Nitschs Hoffnung, die ihm jedoch eine Geld- oder gar eine Freiheitsstrafe einbringen könnte, ist es, „dass nach dieser Selbstanzeige die Video- und Tonaufnahmen als Beweismittel zugelassen werden.“ So käme, seiner Meinung nach, „die nächste Instanz mit höchster Wahrscheinlichkeit zu dem Schluss, dass die Bürgermeisterwahl in Wernau wiederholt werden muss“. Über die Höhe des Strafmaßes das ihm drohen würde, so versichert Nitsch, werde zurzeit „mit der Staatsanwaltschaft hinter verschlossenen Türen verhandelt“.

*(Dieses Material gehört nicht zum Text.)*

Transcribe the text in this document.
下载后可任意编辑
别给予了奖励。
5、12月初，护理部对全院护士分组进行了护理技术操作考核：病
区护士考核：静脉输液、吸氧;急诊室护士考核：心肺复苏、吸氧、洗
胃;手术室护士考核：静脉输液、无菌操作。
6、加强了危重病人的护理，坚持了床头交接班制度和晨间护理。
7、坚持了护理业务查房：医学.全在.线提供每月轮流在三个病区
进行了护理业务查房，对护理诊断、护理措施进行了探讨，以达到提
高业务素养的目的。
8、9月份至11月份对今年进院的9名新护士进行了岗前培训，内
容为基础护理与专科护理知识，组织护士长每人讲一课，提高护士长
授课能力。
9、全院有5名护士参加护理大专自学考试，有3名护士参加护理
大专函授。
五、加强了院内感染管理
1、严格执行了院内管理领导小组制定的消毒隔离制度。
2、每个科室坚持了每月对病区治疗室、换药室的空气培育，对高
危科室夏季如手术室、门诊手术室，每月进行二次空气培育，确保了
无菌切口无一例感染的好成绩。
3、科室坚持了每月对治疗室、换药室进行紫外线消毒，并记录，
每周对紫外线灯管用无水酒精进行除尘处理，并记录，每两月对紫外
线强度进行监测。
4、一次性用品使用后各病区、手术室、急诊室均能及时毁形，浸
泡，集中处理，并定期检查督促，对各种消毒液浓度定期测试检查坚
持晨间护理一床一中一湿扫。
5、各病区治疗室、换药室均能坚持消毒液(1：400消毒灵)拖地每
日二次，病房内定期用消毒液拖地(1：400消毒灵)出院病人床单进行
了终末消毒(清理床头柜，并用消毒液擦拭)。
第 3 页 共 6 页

Das Kuriose daran: Dem 50 Jährigen geht es inzwischen nur noch darum, „dass es nicht rechtens war, wie mit mir umgegangen wurde“. So erklärte er während der Verhandlung vor dem VG in Stuttgart, kein Interesse mehr daran zu haben, Bürgermeister von Wernau zu werden.
Christiane Krieger, die mit 70,1 Prozent gewählte und seither „bestellte“ Bürgermeisterin, hat dieses Interesse mehr denn je. Und sie sieht dem weiteren Verfahren gelassen entgegen: „Meine Bestellung läuft für zwei Jahre und kann auf Antrag verlängert werden.“ Nitsch habe das Recht, die juristischen Möglichkeiten auszuschöpfen. „Ich habe hier derweil einen Job zu machen und diesem Auftrag komme ich gerne und mit aller Motivation nach“, betont die 32-Jährige.